Israeli rights report highlights injustices towards Palestinian prisoners
B'Tselem say Palestinian defendants are imprisoned until a verdict is reached by Israeli military courts.
2 min read
22 June, 2015
Palestinian prisoners are tried in military courts, unlike West Bank settlers (AFP).

Israeli military courts routinely order Palestinian defendants to be held until a verdict is reached, turning legal proceedings into a "hollow formality," an Israeli rights group said Monday.

Remand to custody is "the rule rather than the exception," the group B'Tselem said in a report. It said most defendants enter plea bargains because waiting for trial means more time behind bars.

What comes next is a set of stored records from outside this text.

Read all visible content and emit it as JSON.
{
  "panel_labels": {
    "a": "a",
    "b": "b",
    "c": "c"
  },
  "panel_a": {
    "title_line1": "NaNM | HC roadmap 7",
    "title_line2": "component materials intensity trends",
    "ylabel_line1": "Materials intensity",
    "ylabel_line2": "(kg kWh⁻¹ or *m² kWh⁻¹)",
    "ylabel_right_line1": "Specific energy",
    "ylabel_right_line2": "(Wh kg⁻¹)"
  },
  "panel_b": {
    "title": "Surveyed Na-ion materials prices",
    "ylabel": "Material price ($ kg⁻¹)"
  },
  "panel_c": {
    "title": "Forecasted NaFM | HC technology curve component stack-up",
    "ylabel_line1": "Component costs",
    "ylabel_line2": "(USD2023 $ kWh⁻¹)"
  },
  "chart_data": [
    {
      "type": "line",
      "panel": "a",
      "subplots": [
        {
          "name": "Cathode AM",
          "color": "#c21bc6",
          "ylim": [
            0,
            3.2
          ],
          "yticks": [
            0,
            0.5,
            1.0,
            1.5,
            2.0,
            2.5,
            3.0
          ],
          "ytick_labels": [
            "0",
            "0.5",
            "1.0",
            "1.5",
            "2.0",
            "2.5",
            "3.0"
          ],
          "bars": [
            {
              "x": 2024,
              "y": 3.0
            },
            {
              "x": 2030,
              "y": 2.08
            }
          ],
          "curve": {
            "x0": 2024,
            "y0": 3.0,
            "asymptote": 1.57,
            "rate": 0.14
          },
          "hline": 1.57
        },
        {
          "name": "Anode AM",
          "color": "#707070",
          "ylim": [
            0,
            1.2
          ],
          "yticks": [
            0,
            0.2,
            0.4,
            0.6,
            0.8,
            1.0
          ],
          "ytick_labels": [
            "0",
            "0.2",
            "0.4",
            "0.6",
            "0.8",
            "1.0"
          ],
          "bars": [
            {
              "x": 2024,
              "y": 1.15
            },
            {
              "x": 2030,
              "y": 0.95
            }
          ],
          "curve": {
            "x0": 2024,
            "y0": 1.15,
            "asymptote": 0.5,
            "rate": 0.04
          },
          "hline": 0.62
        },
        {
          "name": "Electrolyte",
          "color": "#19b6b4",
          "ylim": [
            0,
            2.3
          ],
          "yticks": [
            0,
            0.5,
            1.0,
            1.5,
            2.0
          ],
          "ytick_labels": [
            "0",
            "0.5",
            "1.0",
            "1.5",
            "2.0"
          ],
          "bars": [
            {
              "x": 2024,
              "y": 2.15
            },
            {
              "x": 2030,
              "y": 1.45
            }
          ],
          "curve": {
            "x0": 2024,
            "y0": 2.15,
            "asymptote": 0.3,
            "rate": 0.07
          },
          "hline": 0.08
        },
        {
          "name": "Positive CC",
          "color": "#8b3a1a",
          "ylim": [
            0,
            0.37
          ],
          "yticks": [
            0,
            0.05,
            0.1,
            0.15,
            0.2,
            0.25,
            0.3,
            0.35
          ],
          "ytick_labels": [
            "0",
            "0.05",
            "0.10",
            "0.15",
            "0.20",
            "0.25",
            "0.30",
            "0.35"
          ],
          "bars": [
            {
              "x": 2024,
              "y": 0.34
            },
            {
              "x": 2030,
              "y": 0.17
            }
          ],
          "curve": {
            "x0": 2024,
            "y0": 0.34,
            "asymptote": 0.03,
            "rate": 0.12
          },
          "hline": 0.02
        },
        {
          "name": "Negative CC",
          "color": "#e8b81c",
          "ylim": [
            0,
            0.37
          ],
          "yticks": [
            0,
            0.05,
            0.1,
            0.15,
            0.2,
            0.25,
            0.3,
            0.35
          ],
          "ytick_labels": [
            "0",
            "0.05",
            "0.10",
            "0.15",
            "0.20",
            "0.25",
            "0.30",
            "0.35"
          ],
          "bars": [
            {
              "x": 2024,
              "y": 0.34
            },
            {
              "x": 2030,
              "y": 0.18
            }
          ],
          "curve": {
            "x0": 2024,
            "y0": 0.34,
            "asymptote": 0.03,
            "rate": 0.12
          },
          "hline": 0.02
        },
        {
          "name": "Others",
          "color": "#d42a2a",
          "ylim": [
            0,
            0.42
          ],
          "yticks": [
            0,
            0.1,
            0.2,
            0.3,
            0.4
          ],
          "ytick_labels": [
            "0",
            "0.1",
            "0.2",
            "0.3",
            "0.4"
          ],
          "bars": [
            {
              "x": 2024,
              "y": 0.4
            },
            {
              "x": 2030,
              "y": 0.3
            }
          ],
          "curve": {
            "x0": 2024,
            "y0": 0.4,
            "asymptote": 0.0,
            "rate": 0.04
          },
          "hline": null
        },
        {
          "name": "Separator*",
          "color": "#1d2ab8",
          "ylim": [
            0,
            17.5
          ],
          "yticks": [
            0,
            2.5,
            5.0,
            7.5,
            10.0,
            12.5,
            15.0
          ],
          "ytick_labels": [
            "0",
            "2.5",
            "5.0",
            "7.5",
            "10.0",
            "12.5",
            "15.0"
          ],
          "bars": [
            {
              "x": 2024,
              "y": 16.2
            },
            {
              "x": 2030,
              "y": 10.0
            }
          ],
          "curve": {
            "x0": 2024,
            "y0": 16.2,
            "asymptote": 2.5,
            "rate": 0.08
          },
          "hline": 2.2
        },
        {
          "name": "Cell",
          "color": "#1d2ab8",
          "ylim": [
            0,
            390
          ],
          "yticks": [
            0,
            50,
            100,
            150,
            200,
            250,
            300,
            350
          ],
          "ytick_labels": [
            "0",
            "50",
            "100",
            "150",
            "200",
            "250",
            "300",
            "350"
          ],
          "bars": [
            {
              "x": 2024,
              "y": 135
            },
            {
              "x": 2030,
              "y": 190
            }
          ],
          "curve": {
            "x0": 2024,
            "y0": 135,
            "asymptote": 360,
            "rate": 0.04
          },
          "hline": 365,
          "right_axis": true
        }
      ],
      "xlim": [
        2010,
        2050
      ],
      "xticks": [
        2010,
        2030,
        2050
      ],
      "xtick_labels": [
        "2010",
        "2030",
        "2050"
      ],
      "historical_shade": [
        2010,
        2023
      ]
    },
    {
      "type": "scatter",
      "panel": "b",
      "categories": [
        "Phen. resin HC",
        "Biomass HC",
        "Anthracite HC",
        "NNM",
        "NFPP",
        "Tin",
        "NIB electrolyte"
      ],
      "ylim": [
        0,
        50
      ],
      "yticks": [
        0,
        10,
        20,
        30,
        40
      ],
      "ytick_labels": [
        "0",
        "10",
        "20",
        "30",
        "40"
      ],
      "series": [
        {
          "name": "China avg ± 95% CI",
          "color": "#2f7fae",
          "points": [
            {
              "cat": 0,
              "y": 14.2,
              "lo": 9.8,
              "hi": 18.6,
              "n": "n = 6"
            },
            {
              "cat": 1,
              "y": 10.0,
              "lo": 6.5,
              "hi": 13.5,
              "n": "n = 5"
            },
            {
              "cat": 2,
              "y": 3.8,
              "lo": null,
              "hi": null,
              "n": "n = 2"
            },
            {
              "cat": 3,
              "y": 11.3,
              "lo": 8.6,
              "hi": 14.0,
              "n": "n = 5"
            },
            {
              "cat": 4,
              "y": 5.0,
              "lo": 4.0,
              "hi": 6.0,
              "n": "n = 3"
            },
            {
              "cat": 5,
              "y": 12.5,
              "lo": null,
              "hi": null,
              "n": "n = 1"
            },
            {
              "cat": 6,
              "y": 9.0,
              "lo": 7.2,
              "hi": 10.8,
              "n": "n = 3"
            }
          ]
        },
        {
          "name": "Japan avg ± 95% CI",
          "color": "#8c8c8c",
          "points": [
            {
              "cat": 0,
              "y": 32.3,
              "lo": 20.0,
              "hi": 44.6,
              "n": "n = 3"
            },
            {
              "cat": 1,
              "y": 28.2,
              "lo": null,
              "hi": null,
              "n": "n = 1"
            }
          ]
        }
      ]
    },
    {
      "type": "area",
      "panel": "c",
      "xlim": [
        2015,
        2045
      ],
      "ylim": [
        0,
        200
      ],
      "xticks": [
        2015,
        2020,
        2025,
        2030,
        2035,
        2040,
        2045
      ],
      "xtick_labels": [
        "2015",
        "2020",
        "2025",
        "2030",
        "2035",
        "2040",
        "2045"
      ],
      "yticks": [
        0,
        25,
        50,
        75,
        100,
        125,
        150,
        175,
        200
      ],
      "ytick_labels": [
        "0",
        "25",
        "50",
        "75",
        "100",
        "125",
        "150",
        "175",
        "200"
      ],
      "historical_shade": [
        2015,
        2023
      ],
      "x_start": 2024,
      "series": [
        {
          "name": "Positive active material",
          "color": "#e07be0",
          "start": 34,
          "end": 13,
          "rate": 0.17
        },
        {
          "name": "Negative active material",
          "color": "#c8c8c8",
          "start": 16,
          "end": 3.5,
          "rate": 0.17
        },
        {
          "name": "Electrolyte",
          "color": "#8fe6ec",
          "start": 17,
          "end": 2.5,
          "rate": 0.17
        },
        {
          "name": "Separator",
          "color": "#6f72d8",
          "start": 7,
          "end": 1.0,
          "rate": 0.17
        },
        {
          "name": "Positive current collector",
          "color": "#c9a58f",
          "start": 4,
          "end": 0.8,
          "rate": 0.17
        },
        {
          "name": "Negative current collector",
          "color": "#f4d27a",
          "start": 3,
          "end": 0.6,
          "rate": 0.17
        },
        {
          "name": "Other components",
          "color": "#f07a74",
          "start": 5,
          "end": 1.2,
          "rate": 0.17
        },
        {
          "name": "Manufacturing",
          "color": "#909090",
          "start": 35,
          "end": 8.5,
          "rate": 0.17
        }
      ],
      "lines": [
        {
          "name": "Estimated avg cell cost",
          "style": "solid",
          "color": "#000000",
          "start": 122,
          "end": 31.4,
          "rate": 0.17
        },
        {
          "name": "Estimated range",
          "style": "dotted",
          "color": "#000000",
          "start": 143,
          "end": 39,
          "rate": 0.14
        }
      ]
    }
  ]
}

B'Tselem said it based its findings on partial figures because full statistics are not made public. The Israeli military said the report used "selected examples in a biased manner which distorts the reality of the situation."

Thousands of Palestinians, including children, appear before military courts every year on charges ranging from stone-throwing to membership in outlawed groups, violence and weapons offenses.

B'Tselem said military court judges ostensibly rely on conditions set in Israeli law for approving remand, such as initial evidence of guilt and the lack of alternatives to detention. However, the group alleged that the judges interpret these conditions in a way that renders them meaningless.

For example, judges accept a single confession as initial evidence of guilt and ignore complaints of ill-treatment during interrogation, the report said.

The military said the courts act "in accordance with the principles of the detention laws and high court rulings of Israel," and order defendants released when there are no grounds for detention.

Israeli settlers in the West Bank appear before regular courts.